The second item, a Victorian brooch in the shape of a fly resting on a flower, was also of significant interest.
“You can see it’s a fly and a flower that looks to me a little bit like, I don’t know, it could be a crocus,” Benjamin said.
“You’ve got malachite, you’ve got jaspers, lapis lazuli. It’s really unusual.” He dated the piece to around 1845 and estimated its value between £1,200 and £1,500.
But the biggest surprise came with the final piece – a green stone ring the family had always considered costume jewellery. It had been passed down from their great-great aunt and was given to the guest’s mother as a birthday present.

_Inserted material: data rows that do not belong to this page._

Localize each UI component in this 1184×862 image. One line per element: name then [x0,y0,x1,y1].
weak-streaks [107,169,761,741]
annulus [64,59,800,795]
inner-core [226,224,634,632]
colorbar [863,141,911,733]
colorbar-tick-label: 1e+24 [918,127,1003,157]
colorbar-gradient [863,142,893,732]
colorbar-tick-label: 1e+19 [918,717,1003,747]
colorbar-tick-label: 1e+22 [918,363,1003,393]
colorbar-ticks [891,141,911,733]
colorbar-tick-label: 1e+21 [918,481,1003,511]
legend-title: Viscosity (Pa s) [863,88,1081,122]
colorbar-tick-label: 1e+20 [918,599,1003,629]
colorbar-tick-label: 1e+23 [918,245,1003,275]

Asked whether they believed the ring was costume jewellery, one guest responded: “Um, I think so. Yeah. It doesn’t have a lot of weight in it.”

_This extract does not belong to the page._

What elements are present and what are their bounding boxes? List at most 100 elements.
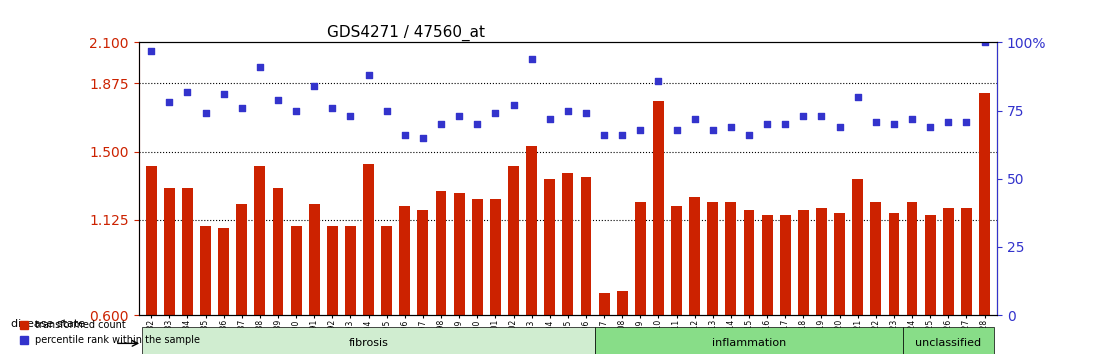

Benjamin stunned them with his assessment: “It’s an emerald! It is a splendid Colombian emerald. From South America, surrounded by old Victorian white brilliant-cut diamonds, mounted up in 18 karat gold, made in around about 1875 to 1880.”
He valued the ring at £4,000. Altogether, the collection was given an estimated auction value between £7,000 and £10,000.
Reacting to the news, the guest exclaimed: “Oh my God. Thank you. Thank you. I’m going to tell Granny now. She’ll be eating her words.”